I wish I could say that I understood the economics of ComicMix… however, I think it will become a lot more apparent soon, after we add over ten thousand pages or so. We WILL have a ComicMix store, and we will have trade paperback and hardcover editions of the comics you see online. And maybe that special bubble-gum cover variant on Jon Sable that Brother Grell and I have wanted to do since the early Image days.Even though (I'm told) Marvel will no longer be licensing those nifty CD-ROM collections, the days of the pamphlet are clearly numbered. I understand the ComicMix economic model far better than the pamphlet publishing model, and if you've got a couple hours I can explain THAT in frightening detail. The late Jerry Bails, when informed of our plans, said he thought the days of the trade paperback were numbered as well. I found that fascinating, from a guy who bought the original All-Star Comics off of the Kansas City newsracks.

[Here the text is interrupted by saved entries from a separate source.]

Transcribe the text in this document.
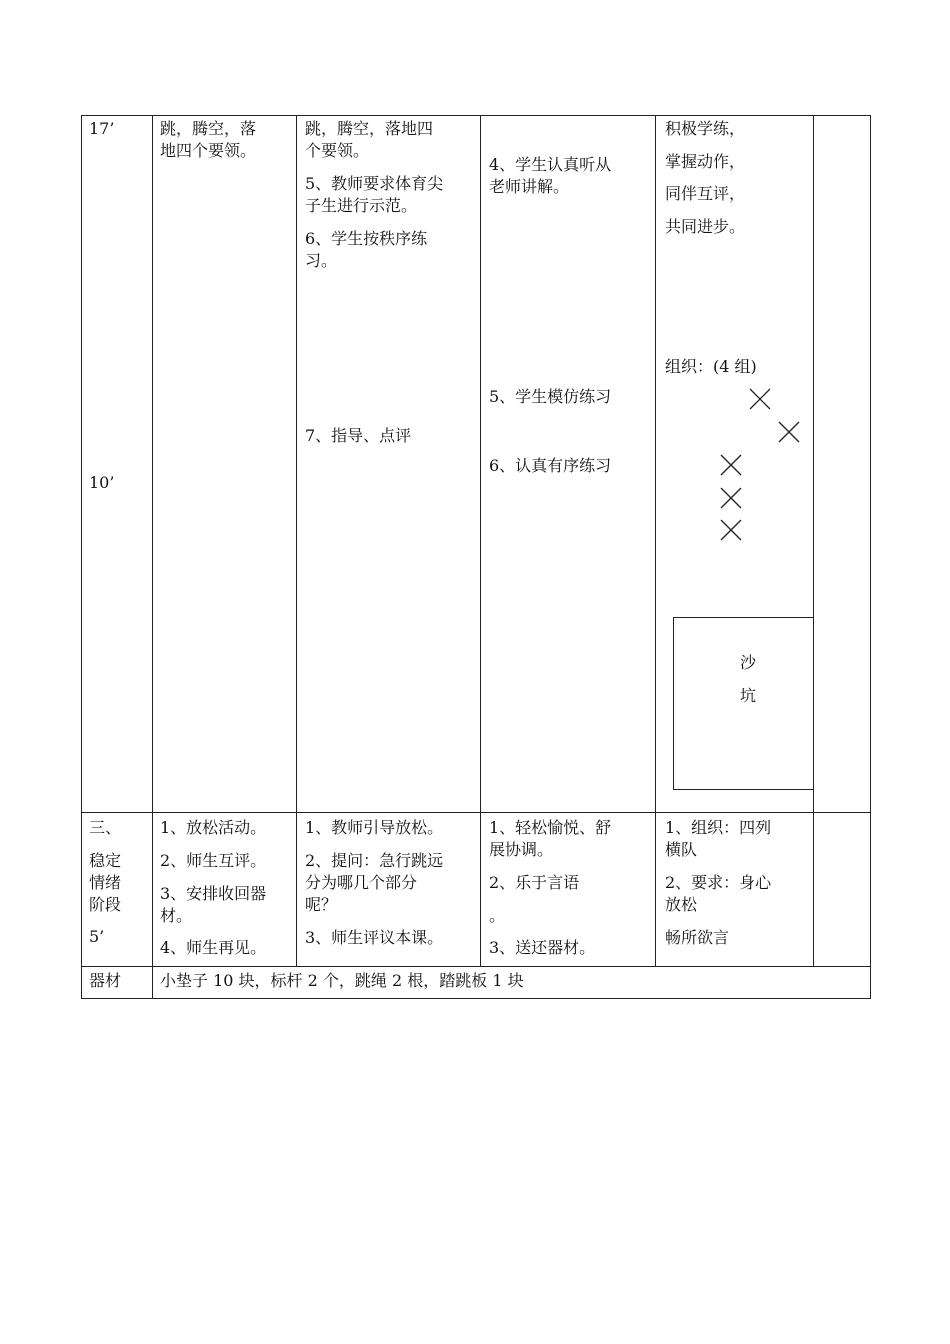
17’
10’
跳，腾空，落
地四个要领。
跳，腾空，落地四
个要领。
5、教师要求体育尖
子生进行示范。
6、学生按秩序练
习。
7、指导、点评
4、学生认真听从
老师讲解。
5、学生模仿练习
6、认真有序练习
积极学练，
掌握动作，
同伴互评，
共同进步。
组织：(4 组)
沙
坑
三、
稳定
情绪
阶段
5’
1、放松活动。
2、师生互评。
3、安排收回器
材。
4、师生再见。
1、教师引导放松。
2、提问：急行跳远
分为哪几个部分
呢？
3、师生评议本课。
1、轻松愉悦、舒
展协调。
2、乐于言语
。
3、送还器材。
1、组织：四列
横队
2、要求：身心
放松
畅所欲言
器材 小垫子 10 块，标杆 2 个，跳绳 2 根，踏跳板 1 块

When comics cost a dime, they were mass market items. They were available on newsstands, drug stores, and 5-and-dime stores (that's where I go mine). Then comics became a niche market and many factors drove up the price and severely narrowed the market. The latter bothers me more than the former. Back in the stone age of the "direct" market in the 80s, I didn't see much hope for the future of the medium. Although the direct market allowed many new concepts to at least get some modest exposure, it also pretty much guaranteed that almost nothing labeled as a comic would get exposure beyond the walls of comic book stores, which were frequented primarily by a very narrow (and apparently declining) demographic. Then them there internets sprung up, and it's a whole new ball game — or it has the potential to be one. If only some enterprising entrepeneurs would come up with a clever comics-based web site…
To heck with all that… "Mr. President, where can I get a job?"